« Shoah et bande dessinée », bien plus qu’un catalogue d’expo
À l’occasion de l’exposition consacrée à la Shoah et à la bande dessinée à Paris (jusqu’au 30 octobre 2017), les éditions Denoël Graphic, en coédition avec le Mémorial de la Shoah, publient un catalogue, titré Shoah et bande dessinée : l’image au service de la mémoire.
Moins un simple catalogue d’ailleurs qu’un livre d’analyse offrant des grilles de lecture, il se donne avant tout pour mission « de dresser un inventaire » des lignes de force ou de la grammaire qui se dégagent des narrations et représentations de l’horreur. Sous la direction de Didier Pasamonik (éditeur, journaliste) et de Joël Kotek (professeur à l’Université de Bruxelles, à Sciences-Po Paris et associé au Mémorial), le livre revient sur les moments forts de l’exposition pour mieux les cerner, les éclairer, en approfondir le questionnement, en s’efforçant de montrer comment la BD « transforme notre façon de parler de la Shoah » (Assaf Gamzou). Dans le sillage de Maus par exemple, œuvre fondatrice, qui montre « à quel point la BD peut produire une approche nuancée de la mémoire, du trauma et des fractures générationnelles ».
Découpé en six chapitres, l’ouvrage revient sur les albums marquants, balayant une période de plus d’un demi siècle entre « amnésie » (1944-1980) et « inexorable retour du refoulé » (1970-1995). Du chef-d’œuvre inaugural de Horst Rosenthal, Mickey à Gurs, à La Bête est morte ! et Maus, les auteurs retracent une généalogie tout en posant les questions de fond : quand les artistes ont-ils conscience de la Shoah ? quand se sont-ils emparés du sujet et avec quels moyens ? L’occasion de s’interroger avec l’historienne Annette Wieviorka sur les temps de la mémoire, entre choc de la découverte des camps et médiatisation tardive d’un événement indicible, incomparable.
Dans des styles fluides, précis et concis, loin des litanies habituelles de ce genre d’ouvrage, les auteurs évoquent une lente gestation, s’interrogent sur l’impuissance des super-héros (voir l’article Pourquoi les super-héros n’ont-ils pas libéré Auschwitz de Jean-Paul Gabilliet et l’interview de Chris Claremont : l’homme qui fit de Magneto un rescapé de la Shoah).
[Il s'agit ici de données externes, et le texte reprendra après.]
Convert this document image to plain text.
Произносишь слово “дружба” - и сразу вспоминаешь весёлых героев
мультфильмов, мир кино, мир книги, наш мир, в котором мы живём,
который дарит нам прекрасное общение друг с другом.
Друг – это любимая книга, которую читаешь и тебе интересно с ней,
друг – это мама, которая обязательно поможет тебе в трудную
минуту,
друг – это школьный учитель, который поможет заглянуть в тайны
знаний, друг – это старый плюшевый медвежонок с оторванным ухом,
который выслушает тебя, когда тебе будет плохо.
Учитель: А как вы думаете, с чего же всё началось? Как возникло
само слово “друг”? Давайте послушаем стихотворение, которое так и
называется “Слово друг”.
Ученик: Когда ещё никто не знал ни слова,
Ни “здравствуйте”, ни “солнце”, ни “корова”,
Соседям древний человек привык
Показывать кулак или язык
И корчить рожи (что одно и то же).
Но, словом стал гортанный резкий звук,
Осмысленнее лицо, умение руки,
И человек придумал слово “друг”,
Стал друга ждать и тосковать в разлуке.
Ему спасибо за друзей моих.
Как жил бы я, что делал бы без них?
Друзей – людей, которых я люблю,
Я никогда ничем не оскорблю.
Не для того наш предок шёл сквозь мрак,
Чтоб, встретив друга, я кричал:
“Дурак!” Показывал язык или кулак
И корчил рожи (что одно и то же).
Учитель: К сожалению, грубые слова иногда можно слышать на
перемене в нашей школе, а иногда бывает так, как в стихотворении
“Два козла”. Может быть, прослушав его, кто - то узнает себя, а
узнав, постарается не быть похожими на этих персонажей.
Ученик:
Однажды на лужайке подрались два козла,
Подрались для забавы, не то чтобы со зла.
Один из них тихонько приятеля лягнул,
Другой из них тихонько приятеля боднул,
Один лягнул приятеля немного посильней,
L’excellent historien Tal Bruttmann s’attarde lui sur la révolution Maus, le chef-d’œuvre d’Art Spiegelman et l’un des plus importants témoignages sur la Shoah tandis que le chapitre 4 revient sur « les enfants » du feuilleton TV Holocaust (L’Histoire des 3 Adolf, Lord Horror…), véritable succès audiovisuel qui a marqué le monde de la BD. Les deux derniers chapitres tentent des parallèles avec les autres génocides (arménien, rwandais) et analysent la Shoah en tant qu’objet historique (voir l’interview de G.Bensoussan : « On peut faire comprendre l’horreur sans tomber dans le voyeurisme »).
Au-delà de la grande qualité des intervenants, il faut enfin souligner la richesse iconographique du catalogue : planches de BD, photographies, cases, illustrations, couleurs des pages de fond, tout est pensé avec pédagogie pour faciliter la lecture et permettre de s’approprier les enjeux de l’exposition. Pour comprendre au final comment l’image, par-delà l’impuissance des mots, peut elle aussi être vectrice de mémoire. Un ouvrage remarquable, complément indispensable de l’exposition.
Shoah et bande dessinée.
Denoël/Mémorial de la Shoah, 168 p., 29,90 €.